A group of faculty members at Southern Methodist University is concerned that their school may be moving ahead too quickly with plans to build a multi-million dollar presidential library for George W. Bush. In December 65 professors signed a letter addressed to SMU President R. Gerald Turner requesting a moratorium and campus-wide debate on a project they say is premised on two competing, and ultimately irreconcilable, visions. The first sees the library as a “neutral space” in which future historians can conduct serious scholarly research and objectively assess the Bush administration’s legacy; the second envisions the center as a conservative think tank where the president’s policies will be blindly ballyhooed.
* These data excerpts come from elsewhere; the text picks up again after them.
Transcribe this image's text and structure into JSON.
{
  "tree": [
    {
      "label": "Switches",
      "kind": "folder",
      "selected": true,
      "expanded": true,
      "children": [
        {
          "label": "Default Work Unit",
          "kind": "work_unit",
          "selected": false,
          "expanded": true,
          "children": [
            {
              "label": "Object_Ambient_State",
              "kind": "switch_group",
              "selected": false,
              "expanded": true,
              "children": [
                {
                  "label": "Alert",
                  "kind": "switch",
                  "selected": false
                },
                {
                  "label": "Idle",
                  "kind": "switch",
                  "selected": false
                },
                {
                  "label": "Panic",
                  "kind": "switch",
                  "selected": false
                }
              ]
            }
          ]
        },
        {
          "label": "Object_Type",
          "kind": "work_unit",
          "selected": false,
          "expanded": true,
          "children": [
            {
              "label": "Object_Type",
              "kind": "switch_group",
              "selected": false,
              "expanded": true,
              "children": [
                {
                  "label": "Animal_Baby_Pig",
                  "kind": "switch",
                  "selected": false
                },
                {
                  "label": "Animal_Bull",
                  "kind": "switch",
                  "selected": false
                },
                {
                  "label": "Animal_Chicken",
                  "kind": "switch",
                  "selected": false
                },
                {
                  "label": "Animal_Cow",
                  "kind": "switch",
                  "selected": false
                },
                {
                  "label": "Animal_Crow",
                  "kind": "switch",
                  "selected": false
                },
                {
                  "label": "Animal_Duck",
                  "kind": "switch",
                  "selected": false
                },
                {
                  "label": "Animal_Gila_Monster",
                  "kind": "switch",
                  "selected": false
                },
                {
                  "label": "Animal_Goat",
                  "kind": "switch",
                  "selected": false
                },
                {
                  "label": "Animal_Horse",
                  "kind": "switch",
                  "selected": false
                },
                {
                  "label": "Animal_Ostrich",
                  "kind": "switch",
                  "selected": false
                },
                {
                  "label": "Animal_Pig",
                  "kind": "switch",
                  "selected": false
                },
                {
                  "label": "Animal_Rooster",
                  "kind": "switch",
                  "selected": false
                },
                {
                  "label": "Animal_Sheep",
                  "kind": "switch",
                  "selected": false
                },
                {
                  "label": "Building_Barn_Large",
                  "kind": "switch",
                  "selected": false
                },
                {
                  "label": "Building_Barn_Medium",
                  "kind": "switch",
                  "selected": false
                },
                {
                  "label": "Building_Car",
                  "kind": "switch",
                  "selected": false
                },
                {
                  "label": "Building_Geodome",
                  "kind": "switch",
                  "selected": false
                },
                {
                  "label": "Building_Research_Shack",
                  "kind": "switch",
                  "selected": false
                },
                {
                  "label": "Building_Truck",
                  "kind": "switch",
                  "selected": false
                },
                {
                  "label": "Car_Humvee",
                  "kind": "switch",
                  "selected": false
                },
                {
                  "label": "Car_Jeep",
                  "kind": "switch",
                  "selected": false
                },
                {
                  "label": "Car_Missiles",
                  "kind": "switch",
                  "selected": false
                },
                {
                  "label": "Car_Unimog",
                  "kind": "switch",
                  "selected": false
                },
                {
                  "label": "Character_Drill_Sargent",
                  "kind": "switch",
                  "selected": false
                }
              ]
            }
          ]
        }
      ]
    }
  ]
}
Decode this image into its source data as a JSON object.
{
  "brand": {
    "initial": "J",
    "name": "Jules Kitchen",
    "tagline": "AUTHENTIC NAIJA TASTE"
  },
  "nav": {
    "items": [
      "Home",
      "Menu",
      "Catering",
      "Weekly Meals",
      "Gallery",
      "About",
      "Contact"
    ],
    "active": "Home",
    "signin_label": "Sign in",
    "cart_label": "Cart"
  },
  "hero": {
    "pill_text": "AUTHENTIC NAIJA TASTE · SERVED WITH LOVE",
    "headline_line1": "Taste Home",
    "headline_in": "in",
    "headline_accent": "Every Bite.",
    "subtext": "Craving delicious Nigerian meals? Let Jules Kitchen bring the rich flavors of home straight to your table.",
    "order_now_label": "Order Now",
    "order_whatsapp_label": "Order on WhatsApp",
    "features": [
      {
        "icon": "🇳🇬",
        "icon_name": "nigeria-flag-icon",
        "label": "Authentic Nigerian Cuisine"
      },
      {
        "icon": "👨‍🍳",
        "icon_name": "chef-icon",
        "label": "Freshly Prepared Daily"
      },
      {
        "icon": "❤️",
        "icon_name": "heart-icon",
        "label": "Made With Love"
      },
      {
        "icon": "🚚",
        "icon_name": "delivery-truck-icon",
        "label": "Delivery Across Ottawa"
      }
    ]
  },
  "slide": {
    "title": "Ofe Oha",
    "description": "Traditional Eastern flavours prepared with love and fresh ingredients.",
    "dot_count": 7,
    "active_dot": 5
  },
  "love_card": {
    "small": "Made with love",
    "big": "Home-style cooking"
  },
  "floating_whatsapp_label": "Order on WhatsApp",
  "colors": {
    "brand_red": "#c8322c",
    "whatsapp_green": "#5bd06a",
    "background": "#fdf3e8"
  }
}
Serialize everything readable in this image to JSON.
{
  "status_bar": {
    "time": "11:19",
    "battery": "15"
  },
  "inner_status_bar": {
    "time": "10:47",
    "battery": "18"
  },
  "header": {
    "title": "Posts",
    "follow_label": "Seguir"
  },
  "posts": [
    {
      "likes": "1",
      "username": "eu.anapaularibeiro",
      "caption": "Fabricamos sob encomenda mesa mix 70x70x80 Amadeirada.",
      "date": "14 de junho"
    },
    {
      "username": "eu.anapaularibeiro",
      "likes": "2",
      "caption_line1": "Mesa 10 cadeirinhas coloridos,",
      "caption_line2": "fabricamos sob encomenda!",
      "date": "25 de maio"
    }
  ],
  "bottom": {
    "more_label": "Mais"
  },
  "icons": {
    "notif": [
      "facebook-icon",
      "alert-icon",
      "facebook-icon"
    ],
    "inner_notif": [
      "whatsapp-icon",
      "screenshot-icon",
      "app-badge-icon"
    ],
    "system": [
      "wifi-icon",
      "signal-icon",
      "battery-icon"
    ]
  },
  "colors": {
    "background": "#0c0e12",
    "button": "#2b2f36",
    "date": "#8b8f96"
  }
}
The faculty members, taking their cue from Mr. Bush’s public comments about the library, believe the latter scenario is more likely. “It seems to us that before SMU finalizes plans and makes our commitment irrevocable, the apparent contradiction between the two visions for the library needs to be explored, clarified, and resolved,” reads the letter. Turner contends that the Bush center will foster legitimate research and wants his colleagues to understand that a vote in favor of it is in no way a blanket endorsement of the president’s track record. “I cannot, nor have I tried, to answer the political differences with the Bush administration that have been enunciated,” he told them during a recent faculty meeting. “Only time will tell which position is correct on some of these issues. But I do know this: the analyses on which these conclusions will be based will emerge from the sources of the Bush Presidential Library.”
Presidential libraries have come under fire from skeptical academics in the past. In 1981, Duke faculty members voted down a plan to build an on-campus repository for Richard Nixon’s papers. And the Herbert Hoover Library moved to Iowa after Stanford University instructors raised objections to the project.